The Indians stand ready to do so. Pakistan’s reticence is unjustifiable and damages the prospects for a long-term, durable peace. If India and China can agree on formulas for building trust that resolve decades-old border disputes, and can thereby develop strategic ties that benefit both sides, it is inconceivable that India and Pakistan cannot do the same. Musharraf needs to understand that South Asia’s peace train has already left the station and that he should get onboard before its too late.
Finally, Bush needs to ask his guest to accept nuclear-monitoring equipment as part of any U.S. military-aid package — vaults, sensors, alarms, labels, closed-circuit cameras, etc. — that will insure the safety of Pakistan’s nuclear materials from terrorist hands.
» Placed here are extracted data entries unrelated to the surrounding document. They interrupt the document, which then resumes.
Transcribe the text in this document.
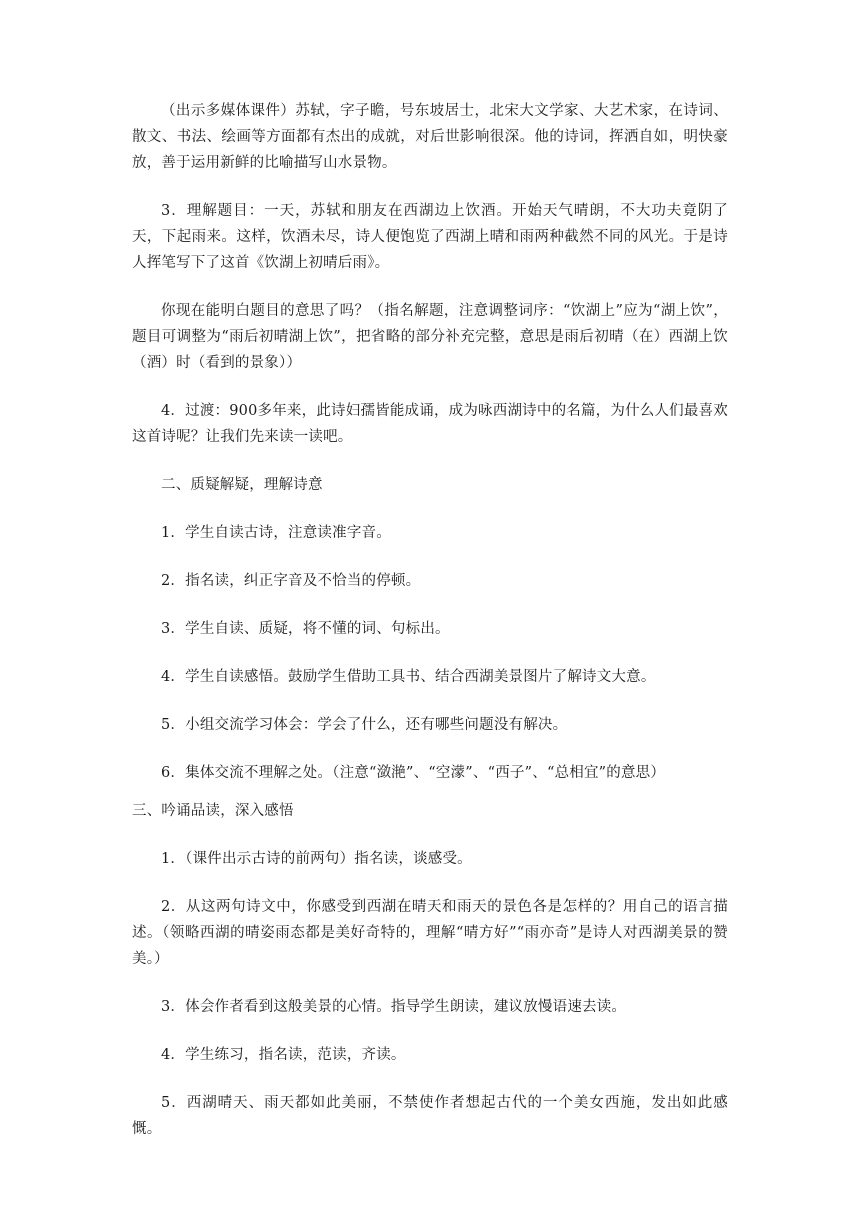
（出示多媒体课件）苏轼，字子瞻，号东坡居士，北宋大文学家、大艺术家，在诗词、散文、书法、绘画等方面都有杰出的成就，对后世影响很深。他的诗词，挥洒自如，明快豪放，善于运用新鲜的比喻描写山水景物。

3．理解题目：一天，苏轼和朋友在西湖边上饮酒。开始天气晴朗，不大功夫竟阴了天，下起雨来。这样，饮酒未尽，诗人便饱览了西湖上晴和雨两种截然不同的风光。于是诗人挥笔写下了这首《饮湖上初晴后雨》。

你现在能明白题目的意思了吗？（指名解题，注意调整词序：“饮湖上”应为“湖上饮”，题目可调整为“雨后初晴湖上饮”，把省略的部分补充完整，意思是雨后初晴（在）西湖上饮（酒）时（看到的景象））

4．过渡：900多年来，此诗妇孺皆能成诵，成为咏西湖诗中的名篇，为什么人们最喜欢这首诗呢？让我们先来读一读吧。

二、质疑解疑，理解诗意

1．学生自读古诗，注意读准字音。

2．指名读，纠正字音及不恰当的停顿。

3．学生自读、质疑，将不懂的词、句标出。

4．学生自读感悟。鼓励学生借助工具书、结合西湖美景图片了解诗文大意。

5．小组交流学习体会：学会了什么，还有哪些问题没有解决。

6．集体交流不理解之处。（注意“潋滟”、“空濛”、“西子”、“总相宜”的意思）

三、吟诵品读，深入感悟

1．（课件出示古诗的前两句）指名读，谈感受。

2．从这两句诗文中，你感受到西湖在晴天和雨天的景色各是怎样的？用自己的语言描述。（领略西湖的晴姿雨态都是美好奇特的，理解“晴方好”“雨亦奇”是诗人对西湖美景的赞美。）

3．体会作者看到这般美景的心情。指导学生朗读，建议放慢语速去读。

4．学生练习，指名读，范读，齐读。

5．西湖晴天、雨天都如此美丽，不禁使作者想起古代的一个美女西施，发出如此感慨。
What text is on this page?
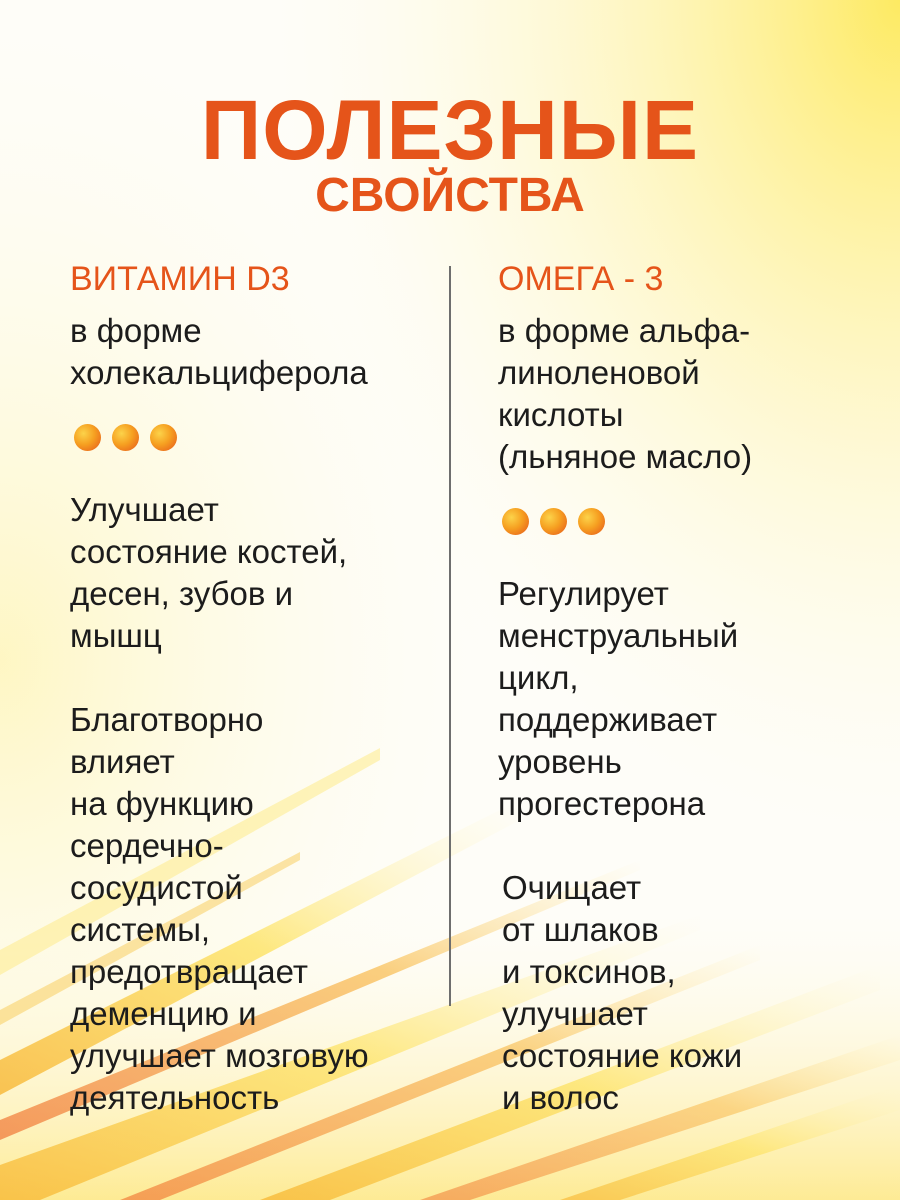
ПОЛЕЗНЫЕ
СВОЙСТВА

ВИТАМИН D3

в форме
холекальциферола

Улучшает
состояние костей,
десен, зубов и
мышц

Благотворно
влияет
на функцию
сердечно-
сосудистой
системы,
предотвращает
деменцию и
улучшает мозговую
деятельность

ОМЕГА - 3

в форме альфа-
линоленовой
кислоты
(льняное масло)

Регулирует
менструальный
цикл,
поддерживает
уровень
прогестерона

Очищает
от шлаков
и токсинов,
улучшает
состояние кожи
и волос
The equipment would be solely for Islamabad’s internal use to monitor its nuclear facilities. No violation of sovereign rights is implied by becoming a technologically sophisticated, and therefore more responsible nuclear state. Musharraf should accept this assistance without delay.
To help Musharraf understand the magnitude of the problem, the U.S. should share hard intelligence data that shows how far terrorist planning has evolved to build highly explosive dirty radiological bombs for a new wave of attacks. The recent seizure of 750 tons of explosives, enough to create an atomic-sized explosion, on the “Baltic Sky” by Greek authorities is proof positive that al Qaeda’s fleet of tankers and ships around the world are the most likely transport vehicles and detonation chambers for these devices.
And with North Korea threatening to use its Pakistani-assisted nuclear program to sell everything it can produce to any terrorist any day now, the least Pakistan can do for the U.S. is to insure its own nuclear assets don’t fall into the wrong hands.
Musharraf comes to Washington in need of clear signs that the U.S. is not going to walk away from Pakistan’s side again. If he can agree to some important steps that address U.S. concerns, every form of assistance should be on the table: Full debt forgiveness; restructured International Monetary Fund and World Bank loans; a textile deal that relieves pressure on Pakistan’s economy; the best F-16s money can buy so Pakistan can reduce its reliance on missiles and nuclear weapons as deterrents to India’s burgeoning conventional-military superiority.
A strong, responsible Pakistan is in America’s best national interest.
— Mansoor Ijaz, a New York financier and NRO contributor, co-authored the blueprint for the July 2000 ceasefire in Kashmir between Muslim militants and Indian security forces.